SHANGHAI DAILY, RADIO TELEVISION HONG KONG (China), RADIO FREE ASIA (USA)
On Thursday, Chinese courts sentenced 20 people for terrorist and separatist crimes in Xinjang, a resource-rich autonomous region in northwest China, which is home to the Muslim Uyghur ethnic group. Chinese authorities have stepped up security against the ethnic minority since July.
Radio Television Hong Kong reports courts in Xinjiang jailed 20 people for terrorism and separatism, as well as making explosives, promoting religious extremism and plotting holy war. The RTHK adds that while the ethnicity of those sentenced was not given, judging from their names they were all Muslim Uyghurs, many of whom oppose China's rule and restrictions on their religion and culture.
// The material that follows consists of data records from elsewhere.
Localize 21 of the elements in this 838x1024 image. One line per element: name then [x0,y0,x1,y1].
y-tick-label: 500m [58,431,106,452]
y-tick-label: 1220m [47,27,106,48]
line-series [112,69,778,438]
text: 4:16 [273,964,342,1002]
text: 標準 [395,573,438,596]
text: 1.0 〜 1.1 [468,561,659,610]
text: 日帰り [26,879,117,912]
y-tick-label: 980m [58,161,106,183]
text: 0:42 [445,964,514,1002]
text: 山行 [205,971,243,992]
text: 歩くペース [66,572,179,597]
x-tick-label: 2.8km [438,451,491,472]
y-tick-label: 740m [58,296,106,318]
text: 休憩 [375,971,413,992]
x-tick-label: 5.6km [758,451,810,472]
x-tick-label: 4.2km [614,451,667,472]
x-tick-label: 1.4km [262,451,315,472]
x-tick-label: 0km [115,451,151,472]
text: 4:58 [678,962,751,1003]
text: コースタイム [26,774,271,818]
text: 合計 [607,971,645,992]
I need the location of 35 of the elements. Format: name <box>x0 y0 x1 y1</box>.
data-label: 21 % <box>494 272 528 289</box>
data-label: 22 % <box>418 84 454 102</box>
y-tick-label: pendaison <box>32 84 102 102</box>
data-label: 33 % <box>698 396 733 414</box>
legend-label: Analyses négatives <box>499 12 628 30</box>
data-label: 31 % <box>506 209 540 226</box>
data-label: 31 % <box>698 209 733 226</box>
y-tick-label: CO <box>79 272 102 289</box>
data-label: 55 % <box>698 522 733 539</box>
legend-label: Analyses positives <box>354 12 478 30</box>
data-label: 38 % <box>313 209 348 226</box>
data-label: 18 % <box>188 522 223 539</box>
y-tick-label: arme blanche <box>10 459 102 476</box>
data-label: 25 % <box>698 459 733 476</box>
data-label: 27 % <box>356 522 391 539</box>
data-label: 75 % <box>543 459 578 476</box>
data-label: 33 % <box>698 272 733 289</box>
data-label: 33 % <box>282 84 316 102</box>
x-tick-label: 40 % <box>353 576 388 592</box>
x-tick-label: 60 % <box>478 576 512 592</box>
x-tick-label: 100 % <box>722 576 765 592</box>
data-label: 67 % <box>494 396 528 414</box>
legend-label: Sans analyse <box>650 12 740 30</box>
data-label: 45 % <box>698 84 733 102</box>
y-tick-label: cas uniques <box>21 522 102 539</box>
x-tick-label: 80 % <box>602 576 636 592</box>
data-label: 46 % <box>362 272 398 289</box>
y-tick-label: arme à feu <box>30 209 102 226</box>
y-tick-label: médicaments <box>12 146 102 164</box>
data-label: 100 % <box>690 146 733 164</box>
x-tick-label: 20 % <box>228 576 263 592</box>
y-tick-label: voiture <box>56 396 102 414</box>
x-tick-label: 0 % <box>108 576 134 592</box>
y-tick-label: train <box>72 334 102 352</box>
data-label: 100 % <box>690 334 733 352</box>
According to state newspaper Shanghai Daily, the 20 radicals were part of five terrorist groups who spread separatism on the Internet and plotted violent attacks in an attempt to split the Xinjiang Uygur Autonomous Region from China. They were sentenced to imprisonment ranging from 18 months to 15 years for terrorist activities -- including publishing books and videos containing violence to incite ethnic hatred and provoke a holy war against China. Four people were accused of making bombs.
In July, reports the Shangaiist website, the Xinjiang government issued directives banning Muslim officials and students from fasting and making visits to mosques during the holy month of Ramadan: "It is forbidden for Communist Party cadres, civil officials (including those who have retired) and students to participate in Ramadan religious activities."
According to Radio Free Asia, Chinese authorities imposed a security clampdown in major cities in Xinjiang on July 5 -- the third anniversary of the 2009 ethnic violence between Uyghurs and Han Chinese that killed nearly 197 people and injured hundreds more. Following the violence, China had ramped up its anti-terrorism campaign in the resource-rich region, where Uyghurs say they are subjected to political control and persecution for seeking meaningful autonomy in their homeland, and are denied economic opportunities stemming from Beijing's rapid development, says Radio Free Asia.